Felíz día de muertos!

Felíz día de muertos!

 


   Dia de finados no Brasil é triste. No México é festivo. Segue um trecho do livro de minha autoria "Siga o seu coração: busque Chavela Vargas", onde conto um pouco do que vi, senti e descobri em minha primeira viagem ao país mais encantador que conheço.

 

   “Eu saí do Brasil para conhecer a tradição do dia dos mortos e naquela tarde visitei um dos lugares de fundamental importância para a data: o cemitério de Coyoacán. Era tudo que eu queria ver. Olhei para o local, tentando não relacioná-lo com o que eu conhecia da cultura brasileira, que era de muita tristeza, lágrimas, algumas flores e chuva (quase todos os anos, chove em São Paulo no dia de finados). Eu queria olhar de um novo ângulo para, finalmente, compreender a cultura mexicana. E confesso que foi muito fácil entender.

   Enquanto humanos, a nossa morte continua sendo apenas uma etapa na Terra. O fim de um ciclo da matéria. Mas as pessoas lidam de maneiras diferentes com isso. A diferença básica entre brasileiros e mexicanos é que nós, brasileiros, usamos a data para cultivar a dor da ausência.  Lembramos tudo que não dissemos, tudo que não fizemos e tudo o que a pessoa falecida deixou de presenciar. Isso inclui os familiares que se casaram e as crianças que nasceram. Por outras vezes, nos culpamos por não sentir saudade. Realmente como parece, esse é um dia para lamentar as atitudes que não tomamos enquanto a pessoa querida estava viva. Os mexicanos olham do ângulo oposto: eles celebram a vida que o ente querido teve. Celebram a vida e sua presença entre os vivos nos dias 1º e 02 de novembro. É dia dos mortos, mas é festa porque eles viveram.

 

      Em geral, a celebração no México é feita entre o dia 31 de outubro e 02 de novembro. No dia 31 de outubro, ao meio-dia, são esperados os “anjinhos”, que são as crianças falecidas. Já os adultos são esperados dia 1º de novembro, a uma da tarde. A celebração é repleta de sabores, que fizeram a alegria desta pessoa que regressa. São criados altares que permanecem em uma mesa em algum ambiente da casa, geralmente adornado com toalha branca, onde se colocam as oferendas.
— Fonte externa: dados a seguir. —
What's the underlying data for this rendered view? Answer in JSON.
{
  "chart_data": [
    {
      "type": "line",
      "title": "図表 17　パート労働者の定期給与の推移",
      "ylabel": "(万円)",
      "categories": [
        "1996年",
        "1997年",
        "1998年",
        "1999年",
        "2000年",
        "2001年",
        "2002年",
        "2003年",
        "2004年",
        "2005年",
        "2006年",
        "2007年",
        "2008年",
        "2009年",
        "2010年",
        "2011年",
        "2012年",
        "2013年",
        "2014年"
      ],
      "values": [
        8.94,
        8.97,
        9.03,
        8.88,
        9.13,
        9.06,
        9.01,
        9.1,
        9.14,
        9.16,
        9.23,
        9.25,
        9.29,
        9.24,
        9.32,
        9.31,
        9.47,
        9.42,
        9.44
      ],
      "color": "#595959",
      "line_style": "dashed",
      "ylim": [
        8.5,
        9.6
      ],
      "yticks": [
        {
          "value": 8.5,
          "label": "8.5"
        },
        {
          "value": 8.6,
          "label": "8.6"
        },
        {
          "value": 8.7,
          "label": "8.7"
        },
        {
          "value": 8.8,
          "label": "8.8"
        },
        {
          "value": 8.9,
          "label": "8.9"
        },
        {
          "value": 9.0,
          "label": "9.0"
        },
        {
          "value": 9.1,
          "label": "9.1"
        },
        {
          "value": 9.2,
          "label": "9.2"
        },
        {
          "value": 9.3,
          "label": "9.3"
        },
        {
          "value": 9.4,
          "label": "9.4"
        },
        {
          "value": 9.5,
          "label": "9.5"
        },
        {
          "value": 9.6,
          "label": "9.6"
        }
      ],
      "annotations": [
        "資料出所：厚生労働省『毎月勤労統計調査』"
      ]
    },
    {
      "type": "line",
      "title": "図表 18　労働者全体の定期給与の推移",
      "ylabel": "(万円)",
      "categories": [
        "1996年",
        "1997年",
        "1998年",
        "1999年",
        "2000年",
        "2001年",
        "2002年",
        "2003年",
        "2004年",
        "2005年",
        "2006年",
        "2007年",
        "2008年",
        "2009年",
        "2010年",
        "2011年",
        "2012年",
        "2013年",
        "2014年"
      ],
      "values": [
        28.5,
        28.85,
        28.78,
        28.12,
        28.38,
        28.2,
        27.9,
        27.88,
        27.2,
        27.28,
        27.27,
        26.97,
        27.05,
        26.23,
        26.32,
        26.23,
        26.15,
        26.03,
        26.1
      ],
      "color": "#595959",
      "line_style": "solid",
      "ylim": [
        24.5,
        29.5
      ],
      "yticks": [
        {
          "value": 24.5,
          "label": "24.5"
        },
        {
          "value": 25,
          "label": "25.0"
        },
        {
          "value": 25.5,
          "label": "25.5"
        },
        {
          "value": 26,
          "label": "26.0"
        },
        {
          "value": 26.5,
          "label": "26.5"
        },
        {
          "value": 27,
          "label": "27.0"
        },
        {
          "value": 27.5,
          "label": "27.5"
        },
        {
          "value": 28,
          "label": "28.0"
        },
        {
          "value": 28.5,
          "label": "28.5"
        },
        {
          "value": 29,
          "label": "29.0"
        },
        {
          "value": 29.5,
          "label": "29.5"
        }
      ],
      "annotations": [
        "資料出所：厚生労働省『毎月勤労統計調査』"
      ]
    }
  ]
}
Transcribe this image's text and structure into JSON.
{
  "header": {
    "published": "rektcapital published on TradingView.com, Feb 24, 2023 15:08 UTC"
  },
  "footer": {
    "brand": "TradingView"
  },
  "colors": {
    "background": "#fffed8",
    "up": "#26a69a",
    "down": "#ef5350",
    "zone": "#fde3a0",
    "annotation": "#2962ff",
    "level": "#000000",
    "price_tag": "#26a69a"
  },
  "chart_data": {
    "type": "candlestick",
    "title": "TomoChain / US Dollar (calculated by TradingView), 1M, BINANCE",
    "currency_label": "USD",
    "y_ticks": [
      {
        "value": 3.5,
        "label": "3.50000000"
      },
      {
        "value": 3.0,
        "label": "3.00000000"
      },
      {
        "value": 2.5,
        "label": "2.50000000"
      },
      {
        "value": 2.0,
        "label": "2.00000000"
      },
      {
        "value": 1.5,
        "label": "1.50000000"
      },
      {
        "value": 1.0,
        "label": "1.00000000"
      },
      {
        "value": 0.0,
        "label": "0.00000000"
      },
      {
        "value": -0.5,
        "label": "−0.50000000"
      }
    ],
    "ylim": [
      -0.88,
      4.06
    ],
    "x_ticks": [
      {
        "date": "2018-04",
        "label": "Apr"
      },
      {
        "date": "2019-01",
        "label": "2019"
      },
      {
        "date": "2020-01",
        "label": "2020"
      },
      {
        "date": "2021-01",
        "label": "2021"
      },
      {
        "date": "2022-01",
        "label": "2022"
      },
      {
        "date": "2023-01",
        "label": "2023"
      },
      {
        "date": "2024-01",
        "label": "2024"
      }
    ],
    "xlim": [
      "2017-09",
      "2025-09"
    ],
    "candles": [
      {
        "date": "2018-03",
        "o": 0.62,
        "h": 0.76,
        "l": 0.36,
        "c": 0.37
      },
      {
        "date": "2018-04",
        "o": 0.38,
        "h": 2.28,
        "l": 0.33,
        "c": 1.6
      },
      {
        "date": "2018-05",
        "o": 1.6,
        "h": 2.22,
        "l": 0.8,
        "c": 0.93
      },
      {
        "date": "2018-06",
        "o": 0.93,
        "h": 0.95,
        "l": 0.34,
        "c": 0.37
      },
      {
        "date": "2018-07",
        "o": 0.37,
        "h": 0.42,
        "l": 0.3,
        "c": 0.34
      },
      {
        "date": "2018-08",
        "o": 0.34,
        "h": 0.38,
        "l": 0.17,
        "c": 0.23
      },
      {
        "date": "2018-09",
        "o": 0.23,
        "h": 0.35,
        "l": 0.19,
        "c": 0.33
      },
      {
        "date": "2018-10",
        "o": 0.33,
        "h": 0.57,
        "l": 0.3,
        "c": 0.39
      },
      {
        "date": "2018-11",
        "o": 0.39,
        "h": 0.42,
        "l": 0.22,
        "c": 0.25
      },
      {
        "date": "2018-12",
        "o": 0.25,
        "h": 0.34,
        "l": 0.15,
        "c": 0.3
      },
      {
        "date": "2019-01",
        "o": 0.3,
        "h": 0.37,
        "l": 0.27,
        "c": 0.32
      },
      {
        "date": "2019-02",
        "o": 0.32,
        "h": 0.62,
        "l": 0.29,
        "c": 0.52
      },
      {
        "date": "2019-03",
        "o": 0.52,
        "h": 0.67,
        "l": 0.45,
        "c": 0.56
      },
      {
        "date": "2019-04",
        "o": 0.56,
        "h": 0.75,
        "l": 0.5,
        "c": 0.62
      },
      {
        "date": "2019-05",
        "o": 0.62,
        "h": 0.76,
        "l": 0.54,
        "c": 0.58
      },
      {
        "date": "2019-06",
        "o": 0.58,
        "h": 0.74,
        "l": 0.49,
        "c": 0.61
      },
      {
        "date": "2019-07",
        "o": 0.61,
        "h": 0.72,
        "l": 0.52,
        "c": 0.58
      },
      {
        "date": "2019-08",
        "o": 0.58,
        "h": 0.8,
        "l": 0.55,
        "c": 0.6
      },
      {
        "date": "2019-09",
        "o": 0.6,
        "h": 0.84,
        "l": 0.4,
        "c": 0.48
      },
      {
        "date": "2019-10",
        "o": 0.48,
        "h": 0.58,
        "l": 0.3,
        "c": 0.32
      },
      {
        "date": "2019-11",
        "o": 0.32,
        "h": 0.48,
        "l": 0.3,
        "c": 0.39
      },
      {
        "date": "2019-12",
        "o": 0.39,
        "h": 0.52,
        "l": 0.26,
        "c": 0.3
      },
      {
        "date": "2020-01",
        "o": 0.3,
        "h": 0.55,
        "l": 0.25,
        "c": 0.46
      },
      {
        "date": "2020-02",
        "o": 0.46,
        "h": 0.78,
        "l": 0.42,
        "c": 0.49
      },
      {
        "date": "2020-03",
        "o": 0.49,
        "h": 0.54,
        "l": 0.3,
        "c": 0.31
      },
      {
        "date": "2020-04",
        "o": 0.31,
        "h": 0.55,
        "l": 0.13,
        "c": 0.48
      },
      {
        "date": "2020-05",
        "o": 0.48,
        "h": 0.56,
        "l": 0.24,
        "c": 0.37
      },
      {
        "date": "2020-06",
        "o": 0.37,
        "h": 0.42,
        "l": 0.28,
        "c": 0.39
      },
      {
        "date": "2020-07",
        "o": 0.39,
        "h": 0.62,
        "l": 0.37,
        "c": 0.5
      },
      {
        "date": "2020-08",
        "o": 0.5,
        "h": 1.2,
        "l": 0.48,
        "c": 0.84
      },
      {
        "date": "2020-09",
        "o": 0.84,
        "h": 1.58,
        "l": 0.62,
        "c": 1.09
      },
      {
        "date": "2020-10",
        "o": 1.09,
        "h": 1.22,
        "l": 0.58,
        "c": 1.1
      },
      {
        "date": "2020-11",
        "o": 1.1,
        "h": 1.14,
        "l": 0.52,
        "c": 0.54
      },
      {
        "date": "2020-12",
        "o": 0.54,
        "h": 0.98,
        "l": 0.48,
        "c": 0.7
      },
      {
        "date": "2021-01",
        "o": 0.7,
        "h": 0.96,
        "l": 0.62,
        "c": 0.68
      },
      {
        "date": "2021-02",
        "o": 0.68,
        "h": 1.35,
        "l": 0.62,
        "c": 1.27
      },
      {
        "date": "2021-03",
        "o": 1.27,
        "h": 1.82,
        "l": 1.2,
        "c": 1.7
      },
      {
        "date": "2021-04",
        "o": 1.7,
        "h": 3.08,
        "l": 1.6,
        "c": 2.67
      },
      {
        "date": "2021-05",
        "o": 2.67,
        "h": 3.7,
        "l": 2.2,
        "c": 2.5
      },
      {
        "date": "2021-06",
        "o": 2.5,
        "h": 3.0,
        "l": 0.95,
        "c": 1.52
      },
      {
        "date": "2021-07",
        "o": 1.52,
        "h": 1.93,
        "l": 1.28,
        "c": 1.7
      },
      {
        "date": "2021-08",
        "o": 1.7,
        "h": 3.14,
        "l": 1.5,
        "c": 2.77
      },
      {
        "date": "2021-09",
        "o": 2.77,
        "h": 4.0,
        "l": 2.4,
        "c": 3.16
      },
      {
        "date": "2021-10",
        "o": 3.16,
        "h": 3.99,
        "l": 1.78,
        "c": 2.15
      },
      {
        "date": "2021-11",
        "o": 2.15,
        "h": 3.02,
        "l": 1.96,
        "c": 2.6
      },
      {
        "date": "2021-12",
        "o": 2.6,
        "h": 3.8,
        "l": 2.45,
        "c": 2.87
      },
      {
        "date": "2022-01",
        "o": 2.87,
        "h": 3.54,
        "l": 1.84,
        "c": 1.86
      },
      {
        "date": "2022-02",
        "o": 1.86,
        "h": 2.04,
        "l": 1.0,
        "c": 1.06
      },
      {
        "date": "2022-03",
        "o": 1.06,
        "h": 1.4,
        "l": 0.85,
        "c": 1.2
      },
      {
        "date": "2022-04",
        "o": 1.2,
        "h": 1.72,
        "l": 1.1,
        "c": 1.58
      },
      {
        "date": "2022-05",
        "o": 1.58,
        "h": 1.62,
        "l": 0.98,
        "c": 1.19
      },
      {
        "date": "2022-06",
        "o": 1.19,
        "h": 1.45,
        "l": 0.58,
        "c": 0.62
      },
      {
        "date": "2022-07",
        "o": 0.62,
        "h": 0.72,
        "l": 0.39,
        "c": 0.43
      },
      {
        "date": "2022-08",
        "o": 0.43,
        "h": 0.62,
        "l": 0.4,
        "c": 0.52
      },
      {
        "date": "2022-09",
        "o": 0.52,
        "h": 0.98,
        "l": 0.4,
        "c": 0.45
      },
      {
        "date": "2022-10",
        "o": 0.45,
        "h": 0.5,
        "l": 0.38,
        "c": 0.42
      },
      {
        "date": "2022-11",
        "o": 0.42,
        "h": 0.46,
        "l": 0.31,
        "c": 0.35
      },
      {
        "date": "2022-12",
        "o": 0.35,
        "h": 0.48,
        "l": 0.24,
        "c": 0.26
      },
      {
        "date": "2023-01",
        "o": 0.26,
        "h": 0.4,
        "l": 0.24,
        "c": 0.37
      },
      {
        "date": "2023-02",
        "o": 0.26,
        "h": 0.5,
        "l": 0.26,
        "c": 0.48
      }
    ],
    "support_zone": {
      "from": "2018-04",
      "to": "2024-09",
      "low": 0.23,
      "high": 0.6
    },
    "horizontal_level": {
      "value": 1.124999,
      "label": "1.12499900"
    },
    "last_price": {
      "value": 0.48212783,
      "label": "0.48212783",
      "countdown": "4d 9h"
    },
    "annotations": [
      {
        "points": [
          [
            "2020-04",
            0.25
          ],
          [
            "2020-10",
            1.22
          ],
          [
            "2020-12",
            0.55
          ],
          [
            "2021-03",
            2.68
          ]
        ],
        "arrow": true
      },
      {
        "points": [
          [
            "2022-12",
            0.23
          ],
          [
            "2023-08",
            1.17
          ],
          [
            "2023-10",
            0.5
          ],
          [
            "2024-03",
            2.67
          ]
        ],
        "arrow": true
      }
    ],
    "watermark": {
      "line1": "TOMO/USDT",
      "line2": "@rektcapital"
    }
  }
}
Cada detalhe da decoração tem uma razão para estar presente. As pétalas das flores de Cempazuchitl são usadas devido à sua cor (amarelo ardente) para iluminar e orientar a alma do morto até sua casa. Sem dúvida, é a flor mais utilizada, porém não a única. Os altares infantis possuem flores brancas, que representam a pureza.

   Acredita-se que a fumaça do incenso e do copal subam pelo ar, inundando o espaço entre a terra e o céu para fazer a comunicação com Deus. As velas também são usadas para iluminar o caminho do falecido. Imagens religiosas e alguns objetos utilizados em vida também podem ser encontrados nos altares para que confortem os visitantes durante este breve retorno à Terra. São oferecidas as comidas e bebidas preferidas do falecido.

   Algo curioso é que a maioria dos mexicanos são católicos, e eles são capazes de unir, em perfeita harmonia, a religião e a tradição, sem desrespeitar nenhuma das duas.

 

   Vi o cemitério bem decorado. Os túmulos mais coloridos eram os de crianças, onde havia uma infinidade de brinquedos. Era lindo de se ver, mas muito triste. Caminhei por muito tempo no cemitério e saí de lá transformada. Eu já olhava tudo com novos olhos. A quantidade de informações e sentimentos que surgiam foram responsáveis por criar uma nova pessoa, que estava disposta a absorver tudo que pudesse daquela cultura magnífica. Segui pela Rua Centenário, passei próximo à Casa Azul e estive na Praça Hidalgo até o fim da tarde. Eu mal podia esperar para o dia seguinte e o mais importante da viagem.

 

O silêncio ensolarado daquele domingo, dia dois de novembro, me acordou cedo e me conduziu até Coyoacán. O vazio e a alegria do lugar já faziam parte de mim. E não tenho palavras para descrever aquele reencontro e a saudade que sentia daquele lugar que não conhecia. Era o lugar escolhido para passar o dia de finados. Fui ao cemitério novamente. Cheguei pouco antes do meio-dia e, para minha alegria, minutos depois começou uma missa para todos os mortos. A primeira missa a que assisti em espanhol. Linda! Os raios do sol cruzavam as árvores e clareavam de maneira curiosa todo o local. O lugar estava repleto de gente, incluindo três mariachis que cantavam por entre os túmulos.